HSBC rights issue draws HK$40b from 60,000

PUBLISHED : Saturday, 04 April, 2009, 12:00am
UPDATED : Saturday, 04 April, 2009, 12:00am

Shares in HSBC Holdings ended flat yesterday after the closing of its rights issue, but at least 60,000 Hong Kong investors have committed to pay more than HK$40 billion for the discounted shares proposed by the British banking giant.

The stock had fallen 34.9 per cent to HK$31.53 between March 2, when the bank announced the rights issue, and March 9 but had since recovered 56.83 per cent to HK$49.45 yesterday.

A source said more than 90 per cent of the bank's estimated 67,000 investors in Hong Kong had taken up the rights issue. That represents one-third of the bank's global shareholder base of 210,000. Hong Kong shareholders also contributed about one-third of the proceeds of the issue.

A source said more than 80 per cent of HSBC shareholders in Britain had decided to take up their position in the rights issue.

Yesterday was the deadline for Hong Kong investors to file their applications for the proposed rights. Shareholders who take part in the rights issue will receive their allocations on Wednesday.

Pamela Chung Kong-hung, a transaction management director at Computershare Hong Kong Investor Services, declined to comment on the take-up figures but said: 'We have seen a very high take-up rate.'

HSBC plans to raise new cash from shareholders to boost its capital base by offering them 5 new shares for every 12 ordinary shares at HK$28 each. The new shares will be credited to shareholders' accounts on Thursday and can be traded after the market opens on that day.

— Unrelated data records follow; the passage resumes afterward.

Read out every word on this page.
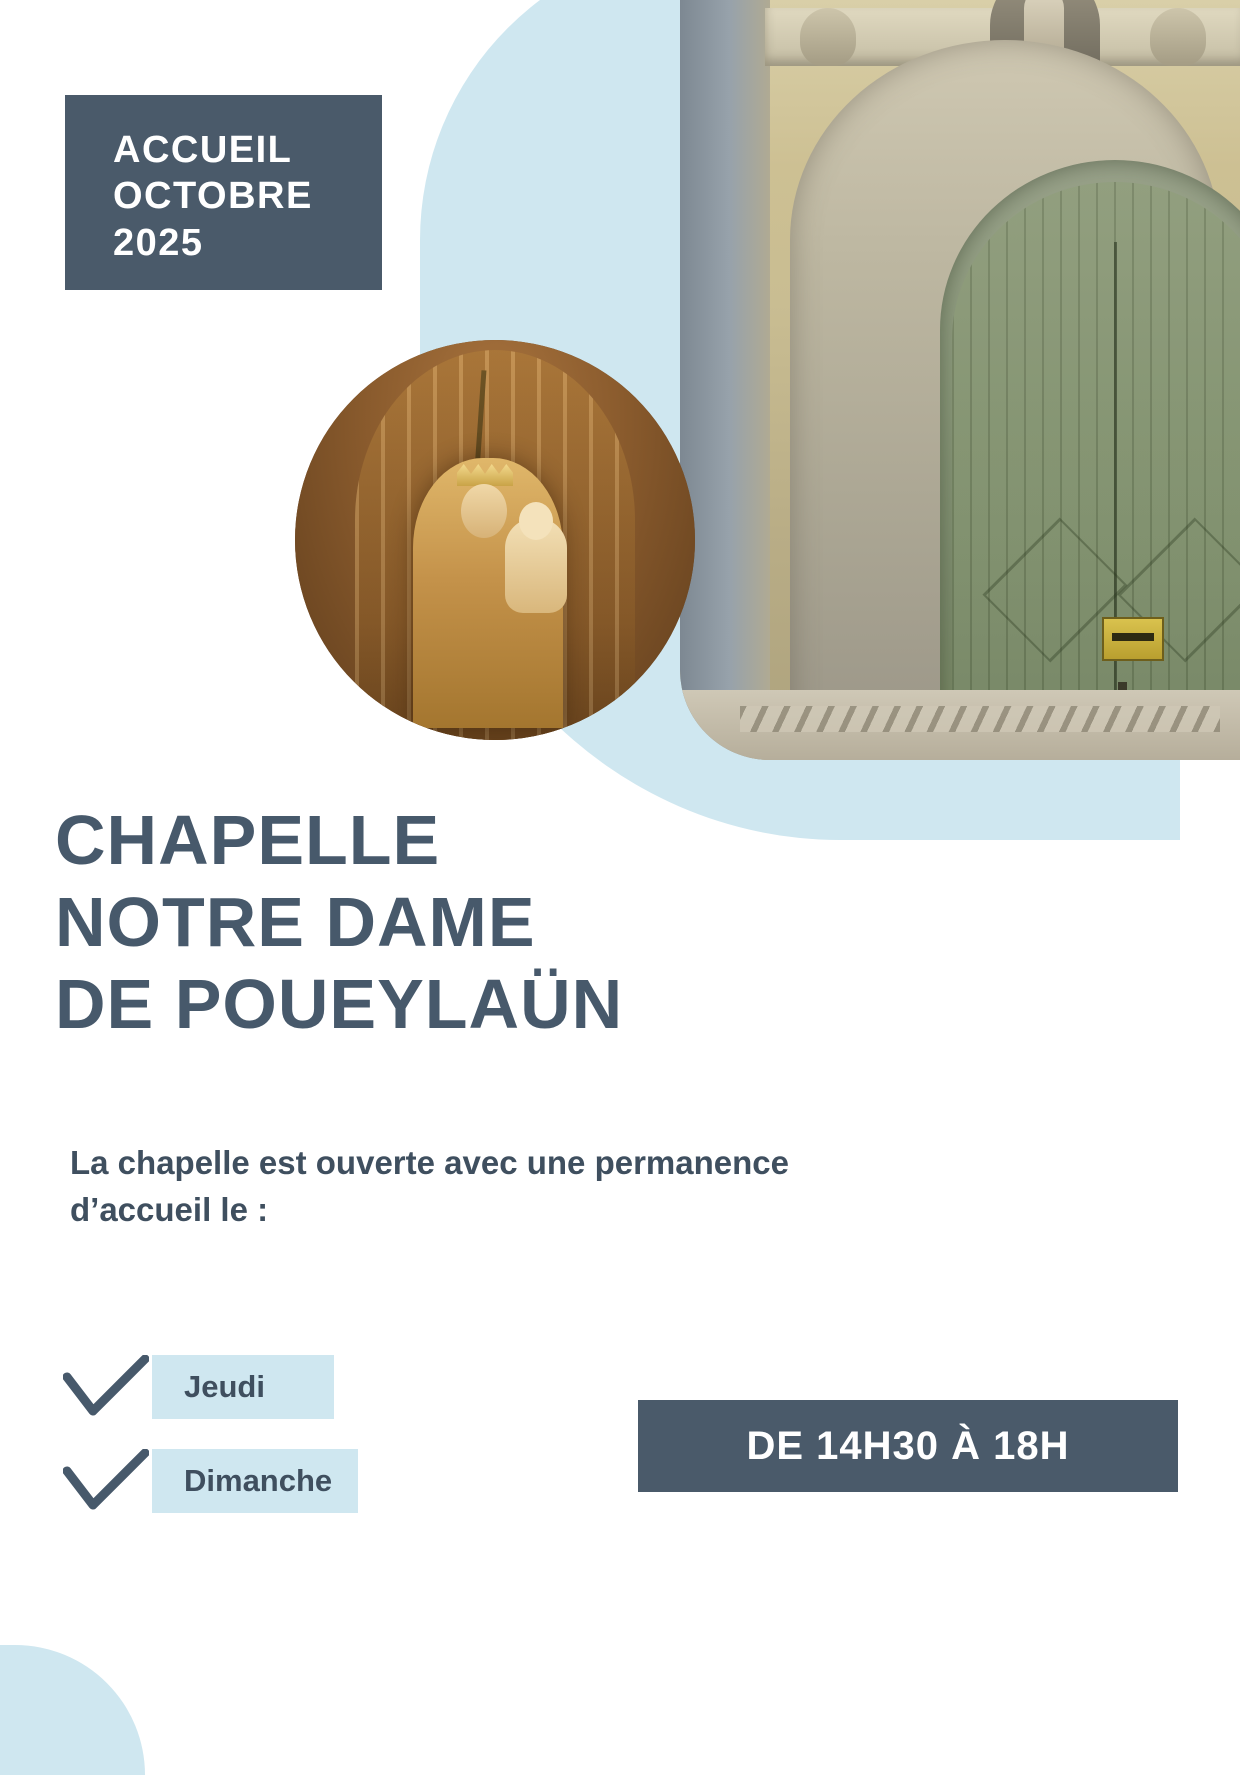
ACCUEIL
OCTOBRE
2025
CHAPELLE
NOTRE DAME
DE POUEYLAÜN
La chapelle est ouverte avec une permanence d’accueil le :
Jeudi
Dimanche
DE 14H30 À 18H
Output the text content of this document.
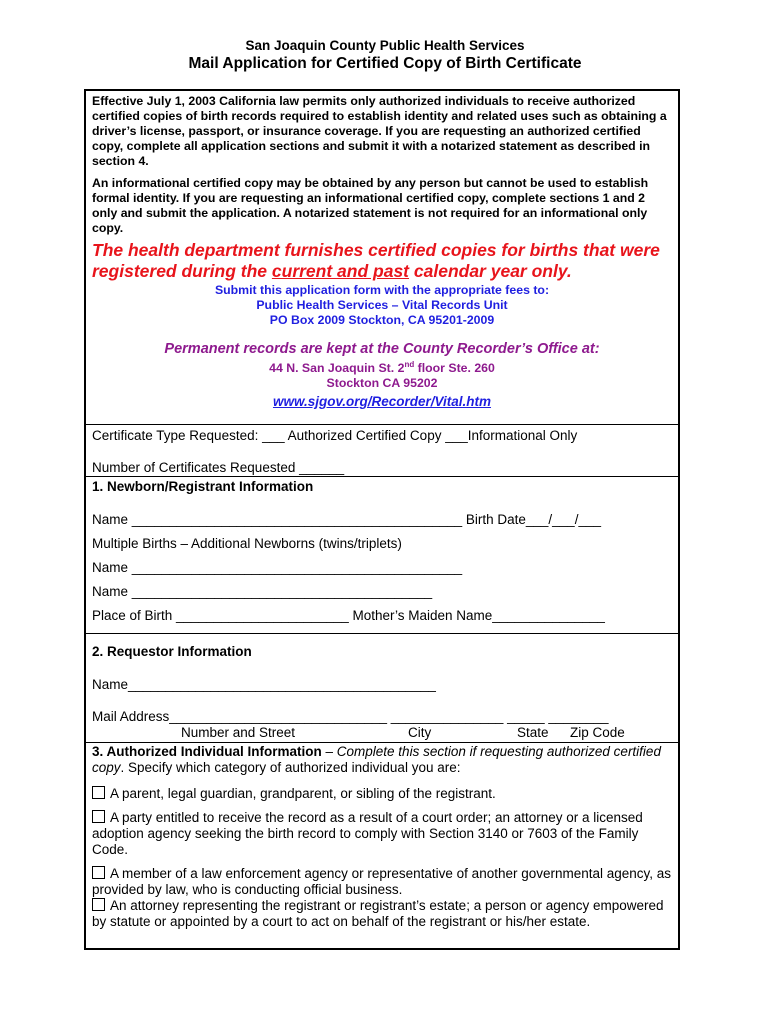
San Joaquin County Public Health Services
Mail Application for Certified Copy of Birth Certificate

Effective July 1, 2003 California law permits only authorized individuals to receive authorized certified copies of birth records required to establish identity and related uses such as obtaining a driver’s license, passport, or insurance coverage. If you are requesting an authorized certified copy, complete all application sections and submit it with a notarized statement as described in section 4.

An informational certified copy may be obtained by any person but cannot be used to establish formal identity. If you are requesting an informational certified copy, complete sections 1 and 2 only and submit the application. A notarized statement is not required for an informational only copy.

The health department furnishes certified copies for births that were registered during the current and past calendar year only.

Submit this application form with the appropriate fees to:

Public Health Services – Vital Records Unit

PO Box 2009 Stockton, CA 95201-2009

Permanent records are kept at the County Recorder’s Office at:

44 N. San Joaquin St. 2nd floor Ste. 260

Stockton CA 95202

www.sjgov.org/Recorder/Vital.htm

Certificate Type Requested: ___ Authorized Certified Copy ___Informational Only
Number of Certificates Requested ______
1. Newborn/Registrant Information
Name ____________________________________________ Birth Date___/___/___
Multiple Births – Additional Newborns (twins/triplets)
Name ____________________________________________
Name ________________________________________
Place of Birth _______________________ Mother’s Maiden Name_______________
2. Requestor Information
Name_________________________________________
Mail Address_____________________________ _______________ _____ ________
Number and Street	City	State Zip Code
3. Authorized Individual Information – Complete this section if requesting authorized certified copy. Specify which category of authorized individual you are:
A parent, legal guardian, grandparent, or sibling of the registrant.
A party entitled to receive the record as a result of a court order; an attorney or a licensed adoption agency seeking the birth record to comply with Section 3140 or 7603 of the Family Code.
A member of a law enforcement agency or representative of another governmental agency, as provided by law, who is conducting official business.
An attorney representing the registrant or registrant’s estate; a person or agency empowered by statute or appointed by a court to act on behalf of the registrant or his/her estate.
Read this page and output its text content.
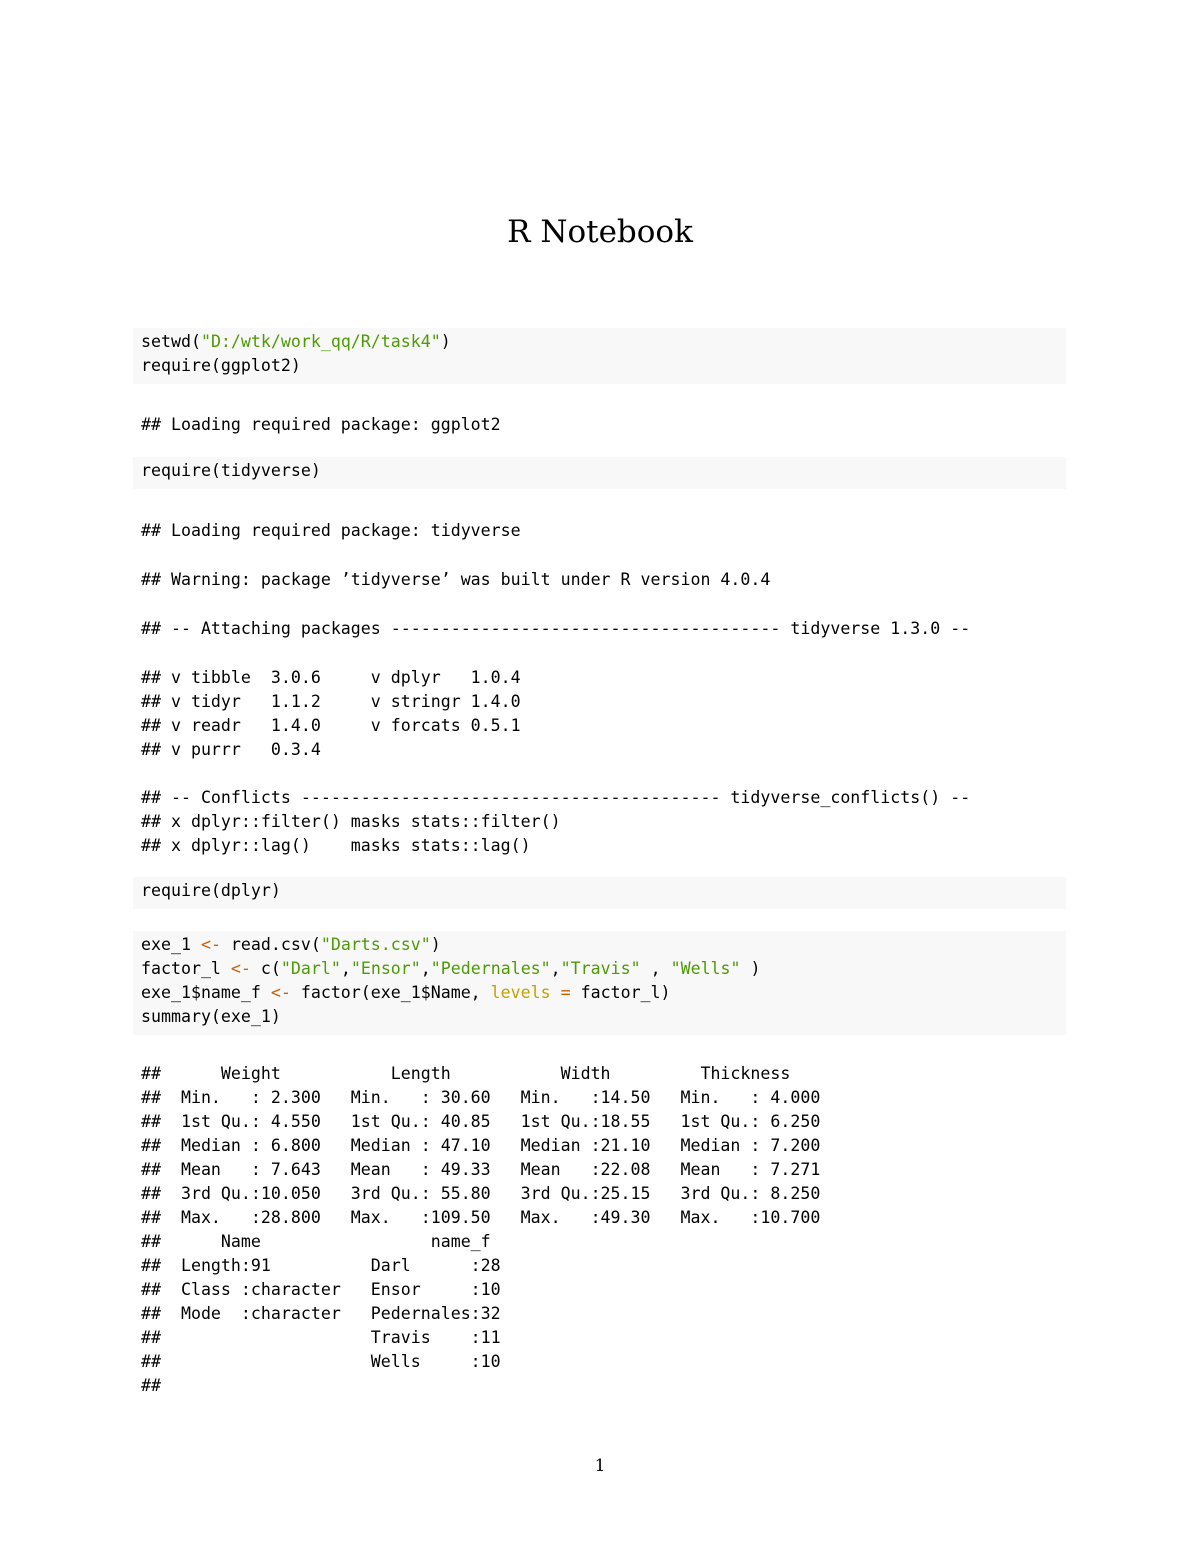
R Notebook
setwd("D:/wtk/work_qq/R/task4")
require(ggplot2)
## Loading required package: ggplot2
require(tidyverse)
## Loading required package: tidyverse
## Warning: package ’tidyverse’ was built under R version 4.0.4
## -- Attaching packages --------------------------------------- tidyverse 1.3.0 --
## v tibble  3.0.6     v dplyr   1.0.4
## v tidyr   1.1.2     v stringr 1.4.0
## v readr   1.4.0     v forcats 0.5.1
## v purrr   0.3.4
## -- Conflicts ------------------------------------------ tidyverse_conflicts() --
## x dplyr::filter() masks stats::filter()
## x dplyr::lag()    masks stats::lag()
require(dplyr)
exe_1 <- read.csv("Darts.csv")
factor_l <- c("Darl","Ensor","Pedernales","Travis" , "Wells" )
exe_1$name_f <- factor(exe_1$Name, levels = factor_l)
summary(exe_1)
##      Weight           Length           Width         Thickness
##  Min.   : 2.300   Min.   : 30.60   Min.   :14.50   Min.   : 4.000
##  1st Qu.: 4.550   1st Qu.: 40.85   1st Qu.:18.55   1st Qu.: 6.250
##  Median : 6.800   Median : 47.10   Median :21.10   Median : 7.200
##  Mean   : 7.643   Mean   : 49.33   Mean   :22.08   Mean   : 7.271
##  3rd Qu.:10.050   3rd Qu.: 55.80   3rd Qu.:25.15   3rd Qu.: 8.250
##  Max.   :28.800   Max.   :109.50   Max.   :49.30   Max.   :10.700
##      Name                 name_f
##  Length:91          Darl      :28
##  Class :character   Ensor     :10
##  Mode  :character   Pedernales:32
##                     Travis    :11
##                     Wells     :10
##
1
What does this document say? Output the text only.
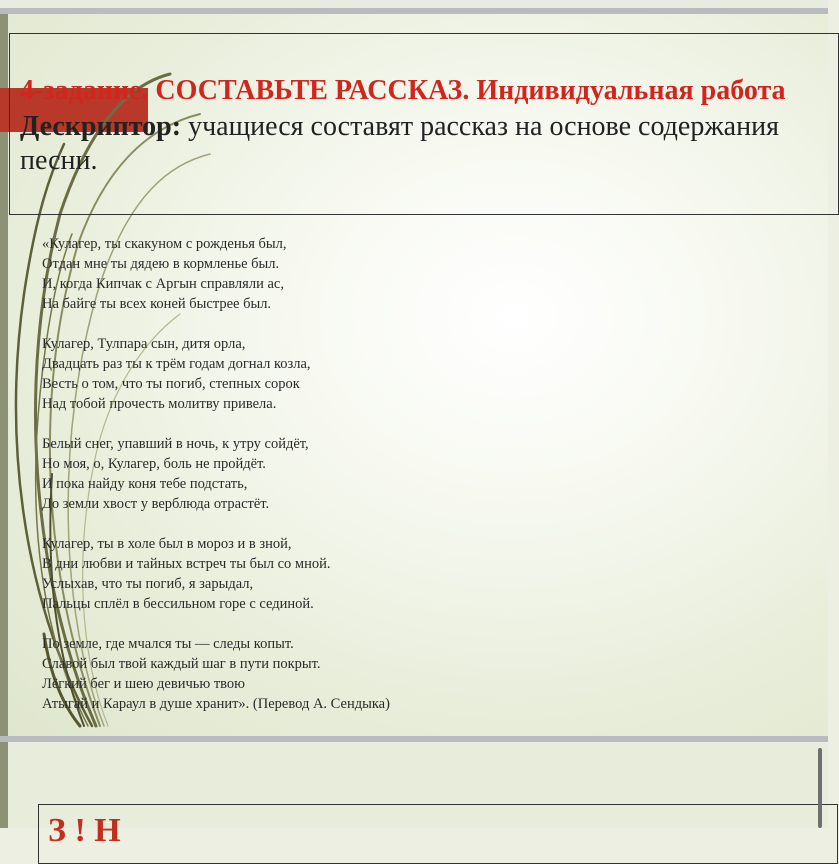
4-задание. СОСТАВЬТЕ РАССКАЗ. Индивидуальная работа

Дескриптор: учащиеся составят рассказ на основе содержания песни.

«Кулагер, ты скакуном с рожденья был,
Отдан мне ты дядею в кормленье был.
И, когда Кипчак с Аргын справляли ас,
На байге ты всех коней быстрее был.
Кулагер, Тулпара сын, дитя орла,
Двадцать раз ты к трём годам догнал козла,
Весть о том, что ты погиб, степных сорок
Над тобой прочесть молитву привела.
Белый снег, упавший в ночь, к утру сойдёт,
Но моя, о, Кулагер, боль не пройдёт.
И пока найду коня тебе подстать,
До земли хвост у верблюда отрастёт.
Кулагер, ты в холе был в мороз и в зной,
В дни любви и тайных встреч ты был со мной.
Услыхав, что ты погиб, я зарыдал,
Пальцы сплёл в бессильном горе с сединой.
По земле, где мчался ты — следы копыт.
Славой был твой каждый шаг в пути покрыт.
Лёгкий бег и шею девичью твою
Атыгай и Караул в душе хранит». (Перевод А. Сендыка)
З ! Н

David Li Kwok-po, the chairman of Bank of East Asia, said he had already taken part in the rights issue and remained bullish on the stock.

Market watchers were not surprised at the overwhelming response from small shareholders, as most of them were long-time supporters of the bank.

'I feel comfortable about [HSBC's] recent performance and decided to buy more right shares,' Miss Lee, a small shareholder, said.

Kenny Lee Yiu-sun, the chairman of the Hong Kong Stockbrokers Associations, expected most local shareholders to have taken part in the rights issue. Still, he was bearish on the stock's outlook, citing the bank's global exposure and the potential risks of the financial turmoil.

He added that the rebound of HSBC shares recently, partly because of the easing of mark-to-market accounting rules in the United States, could be a short-term phenomenon.

HSBC closed at HK$49.45 yesterday, up 0.1 per cent, after opening 2.94 per cent higher at HK$50.85 in the morning session. It fell 5.34 per cent to close at ?4.345 (HK$49.68) in London. In New York, its American depositary receipts were 2.69 per cent lower at US$32.24 at noon.

Ben Kwong Man-bun, the chief operating officer at KGI Asia, expected the shares to stay at current levels in the near term even though some market observers tipped that the stock could plunge when the new shares start trading next week.

'There will not be too much selling pressure at the moment. There is still the benefit from the positive news of the G20 economic summit,' Mr Kwong said.

Kenny Tang Sing-hing, the head of research at Redford Securities, also expected the bank's stock would move sideways from current levels.

'People can sell the shares ahead if they want to, but the share price indicates that it's not the case,' said Mr Tang, adding that it could be because of good market sentiment recently.